What if I could somehow act on the programmer’s intent to use BetterSerializable and ensure that register_class is called in all cases? Metaclasses enable this by intercepting the class statement when subclasses are defined (see Item 48: “Validate Subclasses with __init_subclass__” for details on the machinery). Here, I use a metaclass to register the new type immediately after the class’s body:
>>> class Meta(type):
>>> def __new__(meta, name, bases, class_dict):
>>> cls = type.__new__(meta, name, bases, class_dict)
>>> register_class(cls)
>>> return cls
>>>
>>> class RegisteredSerializable(BetterSerializable,
>>> metaclass=Meta):
>>> pass
When I define a subclass of RegisteredSerializable, I can be confident that the call to register_class happened and deserialize will always work as expected:
>>> class Vector3D(RegisteredSerializable):
>>> def __init__(self, x, y, z):
>>> super().__init__(x, y, z)
>>> self.x, self.y, self.z = x, y, z
>>>
>>> before = Vector3D(10, -7, 3)
>>> print('Before: ', before)
>>> data = before.serialize()
>>> print('Serialized:', data)
>>> print('After: ', deserialize(data))
Before: Vector3D(10, -7, 3)
Serialized: {"class": "Vector3D", "args": [10, -7, 3]}
After: Vector3D(10, -7, 3)
An even better approach is to use the __init_subclass__ special class method. This simplified syntax, introduced in Python 3.6, reduces the visual noise of applying custom logic when a class is defined. It also makes it more approachable to beginners who may be confused by the complexity of metaclass syntax:
>>> class BetterRegisteredSerializable(BetterSerializable):
>>> def __init_subclass__(cls):
>>> super().__init_subclass__()
>>> register_class(cls)
>>>
>>> class Vector1D(BetterRegisteredSerializable):
>>> def __init__(self, magnitude):
>>> super().__init__(magnitude)
>>> self.magnitude = magnitude
>>>
>>> before = Vector1D(6)
>>> print('Before: ', before)
>>> data = before.serialize()
>>> print('Serialized: ', data)
>>> print('After: ', deserialize(data))
Before: Vector1D(6)
Serialized: {"class": "Vector1D", "args": [6]}
After: Vector1D(6)
By using __init_subclass__ (or metaclasses) for class registration, you can ensure that you’ll never miss registering a class as long as the inheritance tree is right. This works well for serialization, as I’ve shown, and also applies to database object-relational mappings (ORMs), extensible plug-in systems, and callback hooks.

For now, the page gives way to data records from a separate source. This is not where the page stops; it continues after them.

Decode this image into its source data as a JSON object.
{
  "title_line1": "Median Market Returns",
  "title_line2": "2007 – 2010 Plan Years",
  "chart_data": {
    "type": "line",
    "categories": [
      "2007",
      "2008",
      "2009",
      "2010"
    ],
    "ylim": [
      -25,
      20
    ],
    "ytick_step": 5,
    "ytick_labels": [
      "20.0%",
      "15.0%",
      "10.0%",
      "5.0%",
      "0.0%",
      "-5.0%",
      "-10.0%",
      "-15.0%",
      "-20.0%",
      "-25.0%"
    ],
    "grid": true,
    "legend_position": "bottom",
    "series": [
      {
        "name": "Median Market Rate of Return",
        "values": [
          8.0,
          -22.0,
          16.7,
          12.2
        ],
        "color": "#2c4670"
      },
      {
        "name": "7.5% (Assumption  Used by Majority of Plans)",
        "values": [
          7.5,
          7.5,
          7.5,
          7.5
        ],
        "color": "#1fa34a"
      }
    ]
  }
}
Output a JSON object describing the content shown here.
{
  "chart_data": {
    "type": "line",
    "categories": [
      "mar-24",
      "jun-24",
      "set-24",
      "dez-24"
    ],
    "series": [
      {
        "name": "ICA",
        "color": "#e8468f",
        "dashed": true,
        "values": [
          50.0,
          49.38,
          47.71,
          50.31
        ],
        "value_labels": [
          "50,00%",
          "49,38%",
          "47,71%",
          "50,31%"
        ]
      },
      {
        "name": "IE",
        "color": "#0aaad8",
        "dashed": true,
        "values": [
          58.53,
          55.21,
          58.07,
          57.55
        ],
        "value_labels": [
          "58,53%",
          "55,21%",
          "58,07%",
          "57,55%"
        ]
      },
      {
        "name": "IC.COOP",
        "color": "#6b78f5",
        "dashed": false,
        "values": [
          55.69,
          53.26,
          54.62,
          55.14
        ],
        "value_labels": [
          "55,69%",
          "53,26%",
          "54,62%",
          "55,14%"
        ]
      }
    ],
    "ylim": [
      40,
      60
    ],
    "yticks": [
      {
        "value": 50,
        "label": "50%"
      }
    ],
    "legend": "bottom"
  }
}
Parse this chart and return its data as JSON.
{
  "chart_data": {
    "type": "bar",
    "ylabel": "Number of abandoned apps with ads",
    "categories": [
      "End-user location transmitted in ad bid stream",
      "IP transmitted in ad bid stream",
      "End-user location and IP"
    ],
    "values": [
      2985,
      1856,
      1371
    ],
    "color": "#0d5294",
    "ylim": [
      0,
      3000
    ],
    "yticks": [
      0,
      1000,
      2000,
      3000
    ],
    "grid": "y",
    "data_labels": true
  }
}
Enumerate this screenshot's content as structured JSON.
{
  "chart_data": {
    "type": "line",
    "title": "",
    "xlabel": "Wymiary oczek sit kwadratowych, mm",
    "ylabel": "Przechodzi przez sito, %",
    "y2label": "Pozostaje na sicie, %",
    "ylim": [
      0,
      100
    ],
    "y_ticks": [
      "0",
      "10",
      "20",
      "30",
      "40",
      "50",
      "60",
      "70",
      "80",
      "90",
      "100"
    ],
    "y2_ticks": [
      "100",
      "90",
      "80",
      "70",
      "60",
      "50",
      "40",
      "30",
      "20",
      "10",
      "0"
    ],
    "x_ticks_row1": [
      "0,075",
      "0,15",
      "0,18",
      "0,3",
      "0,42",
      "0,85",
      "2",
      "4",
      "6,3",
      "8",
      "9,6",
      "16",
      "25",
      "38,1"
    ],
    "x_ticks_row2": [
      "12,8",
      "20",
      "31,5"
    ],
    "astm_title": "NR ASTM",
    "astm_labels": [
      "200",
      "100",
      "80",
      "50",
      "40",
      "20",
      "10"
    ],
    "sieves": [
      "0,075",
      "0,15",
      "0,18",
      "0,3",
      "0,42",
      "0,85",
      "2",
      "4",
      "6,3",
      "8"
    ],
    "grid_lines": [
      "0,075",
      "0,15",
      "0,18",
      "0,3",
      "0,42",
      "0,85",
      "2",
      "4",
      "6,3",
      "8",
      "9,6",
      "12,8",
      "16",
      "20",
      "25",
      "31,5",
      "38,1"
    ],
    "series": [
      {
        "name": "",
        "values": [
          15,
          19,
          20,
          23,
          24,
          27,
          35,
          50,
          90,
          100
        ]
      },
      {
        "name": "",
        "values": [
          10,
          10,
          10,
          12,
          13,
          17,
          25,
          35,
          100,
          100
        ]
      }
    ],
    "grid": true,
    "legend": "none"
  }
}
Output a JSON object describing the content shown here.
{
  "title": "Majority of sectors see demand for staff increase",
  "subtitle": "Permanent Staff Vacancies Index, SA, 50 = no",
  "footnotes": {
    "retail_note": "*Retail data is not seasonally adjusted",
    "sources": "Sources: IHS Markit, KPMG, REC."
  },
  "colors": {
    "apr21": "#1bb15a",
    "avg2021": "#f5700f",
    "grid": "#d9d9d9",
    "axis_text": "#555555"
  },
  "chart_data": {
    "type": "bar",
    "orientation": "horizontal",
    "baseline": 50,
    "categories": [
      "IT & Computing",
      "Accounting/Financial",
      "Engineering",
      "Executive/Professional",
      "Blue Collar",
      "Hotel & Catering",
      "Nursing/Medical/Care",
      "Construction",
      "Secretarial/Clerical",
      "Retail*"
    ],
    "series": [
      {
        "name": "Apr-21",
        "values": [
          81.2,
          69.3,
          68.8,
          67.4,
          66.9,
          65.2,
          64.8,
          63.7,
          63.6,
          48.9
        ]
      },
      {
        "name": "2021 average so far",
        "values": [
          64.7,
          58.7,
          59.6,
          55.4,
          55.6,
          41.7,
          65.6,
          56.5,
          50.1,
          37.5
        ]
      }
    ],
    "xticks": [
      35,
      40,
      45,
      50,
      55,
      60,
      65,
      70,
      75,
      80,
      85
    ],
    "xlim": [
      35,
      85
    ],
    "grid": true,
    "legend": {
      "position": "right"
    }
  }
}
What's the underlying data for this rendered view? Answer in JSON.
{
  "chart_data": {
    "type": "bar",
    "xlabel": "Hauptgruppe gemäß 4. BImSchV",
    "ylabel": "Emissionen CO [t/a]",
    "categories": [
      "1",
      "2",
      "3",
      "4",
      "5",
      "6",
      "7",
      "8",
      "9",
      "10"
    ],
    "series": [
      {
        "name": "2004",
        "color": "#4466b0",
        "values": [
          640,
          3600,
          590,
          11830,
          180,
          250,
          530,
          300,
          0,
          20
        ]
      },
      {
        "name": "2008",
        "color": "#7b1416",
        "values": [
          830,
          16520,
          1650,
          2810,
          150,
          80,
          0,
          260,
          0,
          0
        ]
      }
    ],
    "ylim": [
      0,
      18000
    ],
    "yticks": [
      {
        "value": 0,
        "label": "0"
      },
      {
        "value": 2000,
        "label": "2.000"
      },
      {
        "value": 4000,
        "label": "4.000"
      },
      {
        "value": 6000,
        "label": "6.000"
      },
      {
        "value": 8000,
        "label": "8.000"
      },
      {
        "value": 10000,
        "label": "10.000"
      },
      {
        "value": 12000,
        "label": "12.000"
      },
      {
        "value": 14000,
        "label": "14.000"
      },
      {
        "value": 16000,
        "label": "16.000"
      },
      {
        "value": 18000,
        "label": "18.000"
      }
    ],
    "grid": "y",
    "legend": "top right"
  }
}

6.6.1. Things to Remember¶
✦ Class registration is a helpful pattern for building modular Python programs.
✦ Metaclasses let you run registration code automatically each time a base class is subclassed in a program.
✦ Using metaclasses for class registration helps you avoid errors by ensuring that you never miss a registration call.
✦ Prefer __init_subclass__ over standard metaclass machinery because it’s clearer and easier for beginners to understand.